2024.05.02 05:00
小社会 失敗しない時代
先日参加した講演で、報道における生成AIの活用策が語られた。事例を紹介した講師は「取材の録音データを入力すれば60~70点の記事がすぐできる。手を入れて100点に近づければいい。新人記者でも失敗しない」。他県では飲食店を紹介する取材で実証実験が行われ、記者2人が3カ月で約250本もの記事を仕上げたそうだ。
AIの波はここまで来たのか―。そう驚くとともに、アナログ世代の記者としてかすかな抵抗感も覚えた。

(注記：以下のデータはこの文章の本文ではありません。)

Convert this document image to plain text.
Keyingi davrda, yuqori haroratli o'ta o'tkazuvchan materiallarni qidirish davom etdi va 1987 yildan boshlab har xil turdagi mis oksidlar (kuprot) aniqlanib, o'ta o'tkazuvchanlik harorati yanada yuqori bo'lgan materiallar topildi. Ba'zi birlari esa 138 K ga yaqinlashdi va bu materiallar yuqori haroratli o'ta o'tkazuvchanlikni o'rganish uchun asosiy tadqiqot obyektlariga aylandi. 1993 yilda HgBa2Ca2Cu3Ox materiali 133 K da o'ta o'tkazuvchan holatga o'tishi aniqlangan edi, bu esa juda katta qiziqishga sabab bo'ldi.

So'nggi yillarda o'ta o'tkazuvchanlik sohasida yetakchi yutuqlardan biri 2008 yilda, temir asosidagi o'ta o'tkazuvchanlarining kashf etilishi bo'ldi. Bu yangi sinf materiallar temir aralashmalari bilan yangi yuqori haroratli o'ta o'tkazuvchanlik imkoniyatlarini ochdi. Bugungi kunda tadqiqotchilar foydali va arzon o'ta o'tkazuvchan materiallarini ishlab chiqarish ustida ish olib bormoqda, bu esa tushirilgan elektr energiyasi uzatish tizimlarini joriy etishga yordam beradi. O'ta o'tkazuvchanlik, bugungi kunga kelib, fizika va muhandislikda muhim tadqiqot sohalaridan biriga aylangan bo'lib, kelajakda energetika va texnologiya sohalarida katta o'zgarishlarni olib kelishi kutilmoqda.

例えば、災害などで傷ついた人に寄り添い話を聞く。政治家の回答の矛盾を突く。グルメリポートならともかく、心の機微に触れる取材にAIを使うのは気が進まない。
もっと引っかかったのは「失敗しない」ことだ。小さな失敗を重ねて成長するのは記者だけでなく、人の営みそのもの。行き過ぎた先回りは感動を奪う。予測の外側に大切な発見があることも多い。
幼少期からデジタルの時代に生きる「Z世代」は、大量の情報の中で失敗したくないとの心理が働き、リスク回避の志向が強いという。AIの普及によって多くの人が失敗を避けるようになれば、今より感動の薄い世の中になるのかもしれない。